Caroline, 41 ans : « La maladie provoque un sentiment de solitude immense, même si je suis entourée des meilleurs. Et elle implique une désorganisation totale du schéma corporel, comment rester une femme, la femme que j’étais avant ? Le cancer n’a fait que dégoupiller la grenade. Alors cela peut paraître étonnant, mais l’exprimer m’apaise déjà un peu… » Et se faire photographier « a pour but d’apprivoiser ce nouveau corps ».
La photo leur a permis de retrouver l’estime de soi
Whitney a découvert son cancer le 10 février 2021, à 29 ans. A subi depuis trois opérations, deux reconstructions puis une mastectomie (ablation) totale du sein car elle ne cicatrisait pas. S’enchaînent et vont se poursuivre durant cinq ans les cures de chimiothérapie, la radiothérapie et l’hormonothérapie. « Cette prise de vue sous l’oeil attentif d’Hugues m’a permis de voir ma mastectomie sous un autre jour. En plus de pouvoir découvrir ce corps meurtri devant l’objectif du photographe, puis pouvoir accepter de le regarder enfin, a été une véritable étape charnière pour retrouver le chemin de l’estime de soi. »

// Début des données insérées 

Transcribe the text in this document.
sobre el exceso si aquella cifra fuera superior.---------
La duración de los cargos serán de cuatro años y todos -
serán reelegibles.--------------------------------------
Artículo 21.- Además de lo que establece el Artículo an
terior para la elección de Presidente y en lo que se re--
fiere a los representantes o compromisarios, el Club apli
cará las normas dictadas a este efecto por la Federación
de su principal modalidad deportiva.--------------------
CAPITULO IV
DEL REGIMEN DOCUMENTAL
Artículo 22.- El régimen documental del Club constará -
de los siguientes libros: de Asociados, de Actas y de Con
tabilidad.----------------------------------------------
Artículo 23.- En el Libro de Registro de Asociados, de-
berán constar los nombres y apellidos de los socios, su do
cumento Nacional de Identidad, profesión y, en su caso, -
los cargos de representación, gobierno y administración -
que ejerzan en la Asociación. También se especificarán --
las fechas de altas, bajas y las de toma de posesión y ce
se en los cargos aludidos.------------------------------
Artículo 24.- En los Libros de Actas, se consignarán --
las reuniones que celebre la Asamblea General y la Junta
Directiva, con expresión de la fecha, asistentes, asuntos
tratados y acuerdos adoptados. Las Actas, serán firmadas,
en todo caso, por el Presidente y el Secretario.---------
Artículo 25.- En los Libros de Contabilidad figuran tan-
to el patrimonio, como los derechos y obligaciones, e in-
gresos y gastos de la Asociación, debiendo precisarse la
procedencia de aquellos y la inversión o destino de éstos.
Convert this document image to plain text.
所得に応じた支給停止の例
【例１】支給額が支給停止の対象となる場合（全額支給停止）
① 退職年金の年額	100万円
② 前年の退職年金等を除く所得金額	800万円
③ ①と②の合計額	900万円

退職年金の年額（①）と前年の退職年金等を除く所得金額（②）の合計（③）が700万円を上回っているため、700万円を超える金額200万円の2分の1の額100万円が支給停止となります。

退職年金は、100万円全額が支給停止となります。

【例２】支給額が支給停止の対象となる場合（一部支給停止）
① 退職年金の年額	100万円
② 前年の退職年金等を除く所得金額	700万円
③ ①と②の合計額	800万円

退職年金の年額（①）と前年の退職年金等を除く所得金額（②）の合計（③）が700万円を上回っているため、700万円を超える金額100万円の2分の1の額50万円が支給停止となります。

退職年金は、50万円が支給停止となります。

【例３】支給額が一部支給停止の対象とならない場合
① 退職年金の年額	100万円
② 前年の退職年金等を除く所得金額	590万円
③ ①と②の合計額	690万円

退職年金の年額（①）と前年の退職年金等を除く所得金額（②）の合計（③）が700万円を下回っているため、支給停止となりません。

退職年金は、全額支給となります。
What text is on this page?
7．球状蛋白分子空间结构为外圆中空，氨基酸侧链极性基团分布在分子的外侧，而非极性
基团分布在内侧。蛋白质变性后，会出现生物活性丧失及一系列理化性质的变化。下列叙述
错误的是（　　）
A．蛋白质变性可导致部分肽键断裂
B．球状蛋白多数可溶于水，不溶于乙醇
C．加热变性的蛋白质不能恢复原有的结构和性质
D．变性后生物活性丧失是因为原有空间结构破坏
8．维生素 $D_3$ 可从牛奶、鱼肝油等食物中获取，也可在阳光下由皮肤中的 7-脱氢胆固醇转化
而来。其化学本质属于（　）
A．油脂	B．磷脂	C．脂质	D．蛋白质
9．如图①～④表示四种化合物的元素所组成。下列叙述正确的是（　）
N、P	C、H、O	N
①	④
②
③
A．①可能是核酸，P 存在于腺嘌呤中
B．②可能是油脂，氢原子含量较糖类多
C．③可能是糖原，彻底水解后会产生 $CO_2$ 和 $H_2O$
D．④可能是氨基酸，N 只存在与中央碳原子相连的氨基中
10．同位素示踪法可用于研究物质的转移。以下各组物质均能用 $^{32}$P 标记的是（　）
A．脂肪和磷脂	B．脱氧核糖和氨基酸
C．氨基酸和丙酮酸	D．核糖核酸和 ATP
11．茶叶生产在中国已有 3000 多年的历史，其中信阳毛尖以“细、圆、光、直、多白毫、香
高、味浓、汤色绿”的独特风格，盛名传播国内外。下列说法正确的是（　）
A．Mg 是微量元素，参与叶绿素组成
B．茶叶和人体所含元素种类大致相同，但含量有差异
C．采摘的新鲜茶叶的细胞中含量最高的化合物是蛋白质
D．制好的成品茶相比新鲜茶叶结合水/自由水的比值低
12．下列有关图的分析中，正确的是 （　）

Il y a une pulsion de vie fulgurante qui jaillit de ces 140 pages. Comme si dévoiler la maladie et montrer le combat contribuait à se propulser loin vers l’extérieur et l’avenir. Un sentiment conforté par une initiative originale du photographe : il a interrogé les conjoint(e)s des opéré(e)s et les a photographié(e)s ensemble. Les témoignages de ces amoureux devenus aidants par la force des choses sont tout aussi splendides. Le cancer embarque tout le monde dans son sillage et le combat est plus que jamais une affaire de famille.
Il est des coups de poing salutaires
Hugues Charrier m’a fait un grand honneur en me demandant de préfacer son ouvrage. J’espère avoir été à la hauteur de son talent courageux et de la confiance que lui ont accordée ces femmes et cet homme. Ils sont magnifiques à en pleurer.
Ce livre est un coup de poing dans la figure. De ces coups de poing qui remettent les idées en place : la beauté est dans nos vies de combattant(e)s et dans le partage qu’elles suscitent. Pas dans les filtres parfaits des réseaux sociaux qui ripolinent tant de lèvres pulpeuses, de poitrines pigeonnantes, de mensonges et de tentatives misérables d’exister. Le combat contre le cancer n’est pas instagrammable. Il est notamment dans ces « Histoires de seins » qui composent un beau livre à partir duquel réfléchir. Et c’est tant mieux.
Exposition à la Cité radieuse Le Corbusier, 3e étage, 280 boulevard Michelet, 13008 Marseille, du 14 au 16 octobre 2022. Vernissage le 14 à partir de 18h30.